Военег спешился и подошёл к Звездочёту, с прищуром глядя на Литу. Та ещё сильнее сжалась, будто хотела стать невидимкой. Ивлад успокаивающе тронул её за локоть, но она дёрнулась. Тогда он шепнул:
– Этот человек – царский воевода. Он наш друг.
– Где же девоптица? – спросил Военег, придирчиво оглядев Литу со всех сторон, будто овцу на торгу. – Девку вижу. Недурную. – Он хмыкнул и потёр бороду. – Но где же её крылья?
– Она обратилась девушкой в новолуние, – ответил Ивлад уже без прежней радости. От поведения и слов воеводы ему становилось тревожно. – Пропусти нас во двор. Мы спешим.
Военег причмокнул губами и опустил ладонь на щиколотку Литы. Девоптица выдернула ногу и зашипела – были бы перья, ощетинилась бы.
– Не тронь, – предостерёг Ивлад. – Пропусти по-хорошему, Военег.
Его воины приблизились, и Ивлад понял: у него не получится самому проехать дальше, пока Военег не отзовёт бойцов и не уйдёт с дороги сам. Внутри всё похолодело. Ивлад сглотнул.
– Военег… Прошу.
– Ты просишь. А старший царевич бы приказал. – Воевода покачал головой, будто Ивлад безмерно его разочаровал. – Вяжите.
Ивлад сперва не понял, к кому относилось последнее слово, но дружинники вдруг подобрались вплотную, а воевода взял Звездочёта под уздцы.
– Военег!
Ближайший дружинник размахнулся и ударил Ивлада палицей по затылку. Последним, что видел царевич, была кричащая Лита, которую стягивали с коня.
Глава 9. Царский пир
Короткий зимний день уже догорал последними багряными вспышками, когда отряд Ружана приблизился к Азобору. Рагдай уверял, что бечёвка мельника печёт ему запястье – значит, и Литу увезли в этом направлении.
Домир держался в стороне от брата и сына воеводы. Казалось, что от малейшей искры они оба взорвутся гневом.
– Если старик нас обманул, завтра же его мельница будет полыхать, а сам он – висеть на суку, – прорычал Ружан, в который раз недоверчиво глядя на Рагдая.
– Зачем ему обманывать? – Тот недовольно поджал губы. Он всегда принимал недоверие и злость Ружана на свой счёт и становился замкнутым. – И я тоже не вру тебе.
Ружан выдохнул сквозь стиснутые зубы.
– Значит, птица уже в Азоборе? И кто же её туда отвёз? Колдун, который наслал на нас буран, а потом растворился в воздухе?
– Почём мне знать? – огрызнулся Рагдай. – Приедем, и увидишь.

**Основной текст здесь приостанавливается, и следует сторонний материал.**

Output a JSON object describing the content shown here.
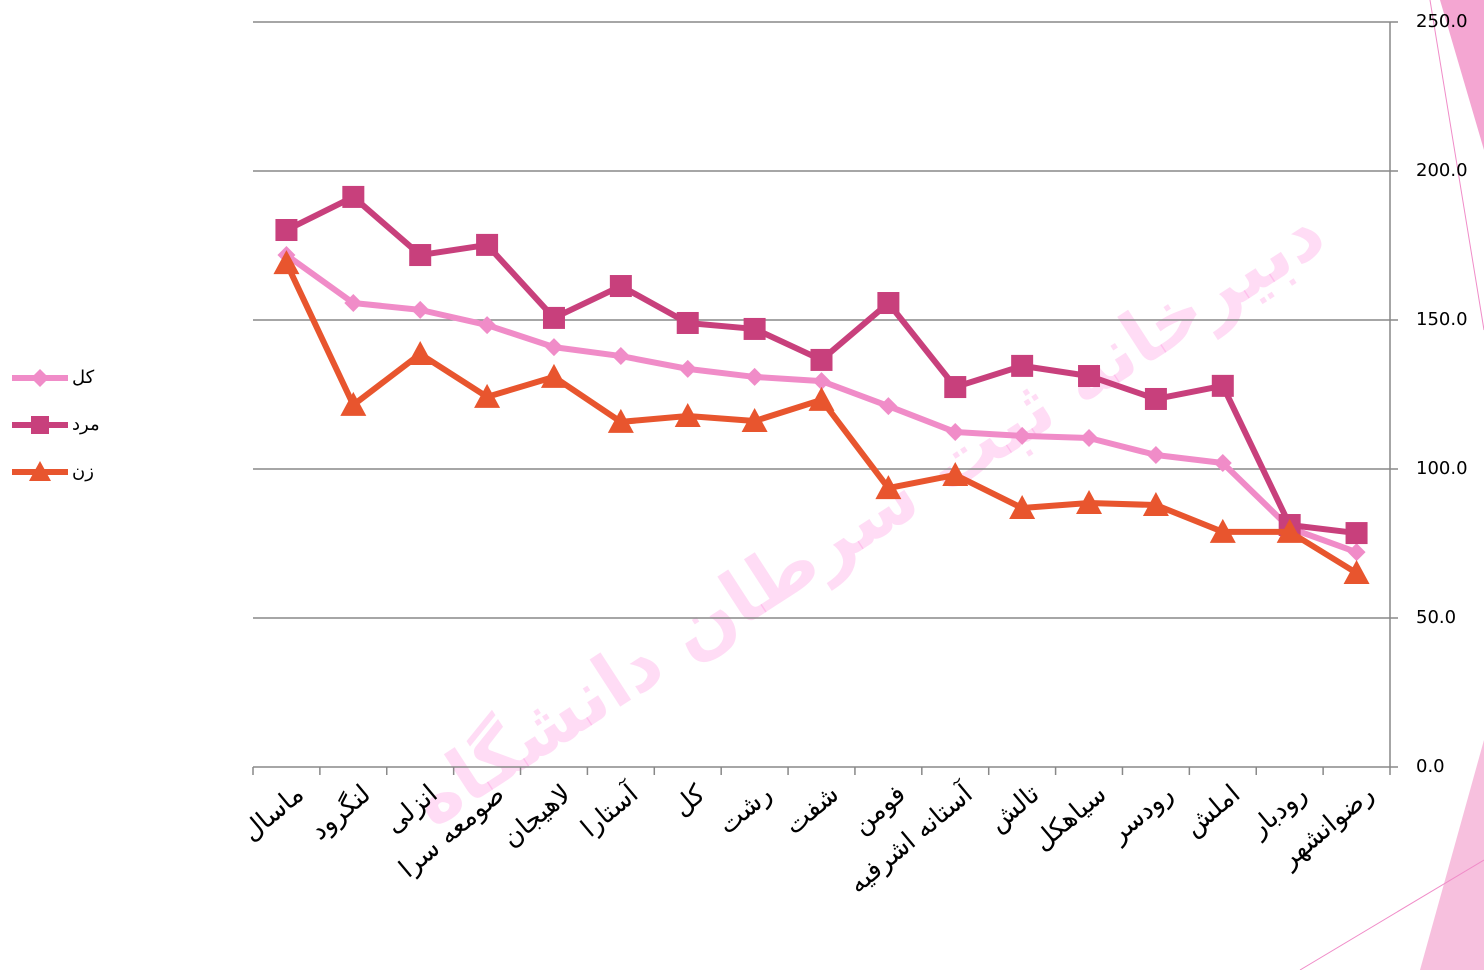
{
  "chart_data": {
    "type": "line",
    "watermark": "دبیرخانه ثبت سرطان دانشگاه",
    "categories": [
      "ماسال",
      "لنگرود",
      "انزلی",
      "صومعه سرا",
      "لاهیجان",
      "آستارا",
      "کل",
      "رشت",
      "شفت",
      "فومن",
      "آستانه اشرفیه",
      "تالش",
      "سیاهکل",
      "رودسر",
      "املش",
      "رودبار",
      "رضوانشهر"
    ],
    "series": [
      {
        "name": "کل",
        "color": "#f08cc8",
        "marker": "diamond",
        "values": [
          171.8,
          155.7,
          153.4,
          148.3,
          140.9,
          137.9,
          133.6,
          130.9,
          129.5,
          121.1,
          112.4,
          111.1,
          110.4,
          104.7,
          102.0,
          80.2,
          72.1
        ]
      },
      {
        "name": "مرد",
        "color": "#c8407c",
        "marker": "square",
        "values": [
          180.2,
          191.3,
          171.8,
          175.2,
          150.7,
          161.4,
          149.0,
          147.0,
          136.6,
          155.7,
          127.5,
          134.6,
          131.2,
          123.5,
          127.9,
          81.2,
          78.5
        ]
      },
      {
        "name": "زن",
        "color": "#e8552e",
        "marker": "triangle",
        "values": [
          169.1,
          121.5,
          138.6,
          124.2,
          130.9,
          115.8,
          117.8,
          116.1,
          123.2,
          93.6,
          98.0,
          86.9,
          88.6,
          87.9,
          78.9,
          78.9,
          65.1
        ]
      }
    ],
    "ylim": [
      0,
      250
    ],
    "yticks": [
      {
        "value": 0,
        "label": "0.0"
      },
      {
        "value": 50,
        "label": "50.0"
      },
      {
        "value": 100,
        "label": "100.0"
      },
      {
        "value": 150,
        "label": "150.0"
      },
      {
        "value": 200,
        "label": "200.0"
      },
      {
        "value": 250,
        "label": "250.0"
      }
    ],
    "grid": true,
    "legend": "left"
  }
}
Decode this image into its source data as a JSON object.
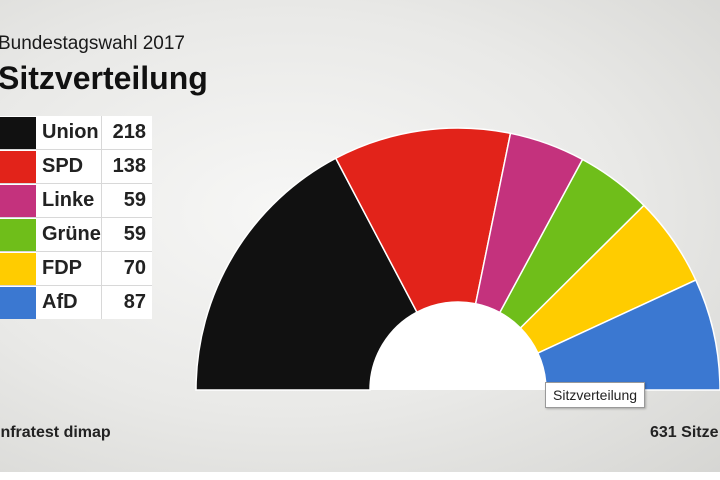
{
  "header": {
    "supertitle": "Bundestagswahl 2017",
    "title": "Sitzverteilung"
  },
  "footer": {
    "source": "infratest dimap",
    "total": "631 Sitze"
  },
  "tooltip": "Sitzverteilung",
  "chart_data": {
    "type": "pie",
    "subtype": "semicircle",
    "title": "Sitzverteilung",
    "categories": [
      "Union",
      "SPD",
      "Linke",
      "Grüne",
      "FDP",
      "AfD"
    ],
    "values": [
      218,
      138,
      59,
      59,
      70,
      87
    ],
    "colors": [
      "#111111",
      "#e2231a",
      "#c4327d",
      "#6fbe1a",
      "#ffcc00",
      "#3b78d1"
    ],
    "total": 631
  }
}
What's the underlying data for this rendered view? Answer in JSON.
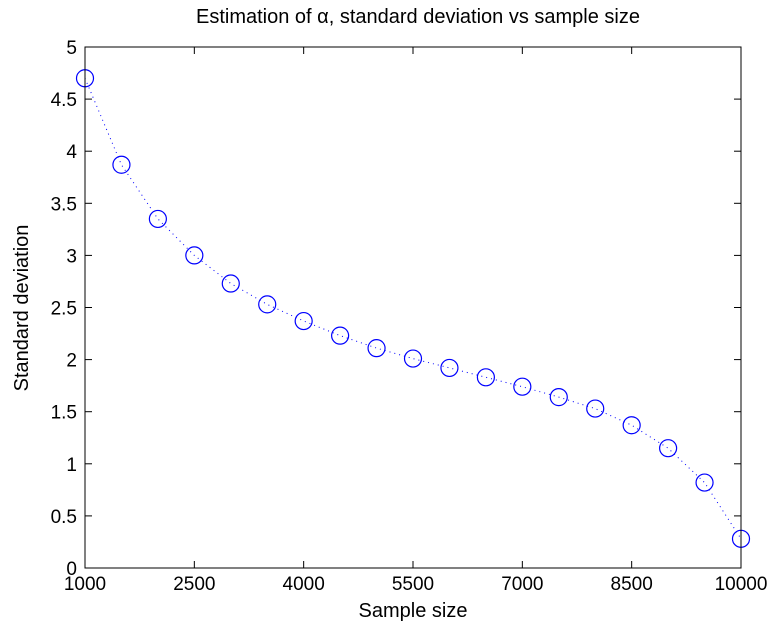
{
  "chart_data": {
    "type": "scatter",
    "title": "Estimation of α, standard deviation vs sample size",
    "xlabel": "Sample size",
    "ylabel": "Standard deviation",
    "xlim": [
      1000,
      10000
    ],
    "ylim": [
      0,
      5
    ],
    "xticks": [
      1000,
      2500,
      4000,
      5500,
      7000,
      8500,
      10000
    ],
    "yticks": [
      0,
      0.5,
      1,
      1.5,
      2,
      2.5,
      3,
      3.5,
      4,
      4.5,
      5
    ],
    "grid": false,
    "marker": "circle",
    "line_style": "dotted",
    "colors": {
      "marker": "#0000ff",
      "line": "#0000ff",
      "axes": "#000000"
    },
    "series": [
      {
        "x": [
          1000,
          1500,
          2000,
          2500,
          3000,
          3500,
          4000,
          4500,
          5000,
          5500,
          6000,
          6500,
          7000,
          7500,
          8000,
          8500,
          9000,
          9500,
          10000
        ],
        "y": [
          4.7,
          3.87,
          3.35,
          3.0,
          2.73,
          2.53,
          2.37,
          2.23,
          2.11,
          2.01,
          1.92,
          1.83,
          1.74,
          1.64,
          1.53,
          1.37,
          1.15,
          0.82,
          0.28
        ]
      }
    ]
  }
}
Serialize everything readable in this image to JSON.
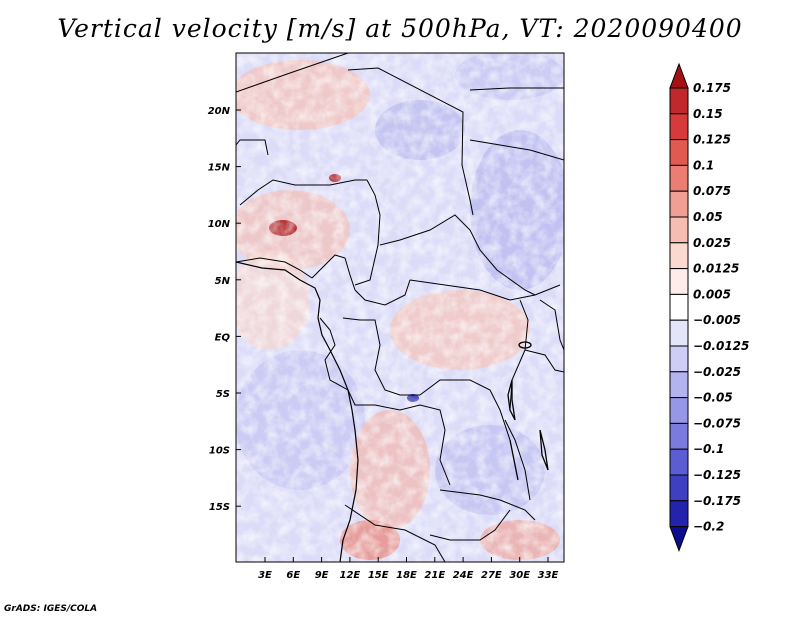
{
  "title": "Vertical velocity [m/s] at 500hPa, VT: 2020090400",
  "footer": "GrADS: IGES/COLA",
  "map": {
    "lon_ticks": [
      "3E",
      "6E",
      "9E",
      "12E",
      "15E",
      "18E",
      "21E",
      "24E",
      "27E",
      "30E",
      "33E"
    ],
    "lat_ticks": [
      "20N",
      "15N",
      "10N",
      "5N",
      "EQ",
      "5S",
      "10S",
      "15S"
    ]
  },
  "colorbar": {
    "labels": [
      "0.175",
      "0.15",
      "0.125",
      "0.1",
      "0.075",
      "0.05",
      "0.025",
      "0.0125",
      "0.005",
      "−0.005",
      "−0.0125",
      "−0.025",
      "−0.05",
      "−0.075",
      "−0.1",
      "−0.125",
      "−0.175",
      "−0.2"
    ],
    "colors": [
      "#a50f15",
      "#c0282b",
      "#d63a3a",
      "#e05a52",
      "#ea7e72",
      "#f19e94",
      "#f6bdb3",
      "#fbd8d0",
      "#fdecea",
      "#ffffff",
      "#e4e4fb",
      "#cdcdf6",
      "#b3b3f0",
      "#9797e8",
      "#7b7bdf",
      "#5d5dd3",
      "#3f3fc2",
      "#2323ae",
      "#0d0d8f"
    ]
  }
}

Домир молчал, но чувствовал: Рагдай говорит правду, Лита действительно где-то там, впереди. Теплел в груди маленький огонёк, а перед глазами уже не мелькали белые вспышки, значит, метель больше не воет вокруг замерзающей девоптицы. Внезапная мысль – невероятная, безумная – шевельнулась в голове: вдруг это Ивлад сумел их обхитрить? Но как? Домир ведь сам видел, как Ружан привязал раздетого брата и оставил на морозе. Видел и ничего не сделал. Даже не попытался.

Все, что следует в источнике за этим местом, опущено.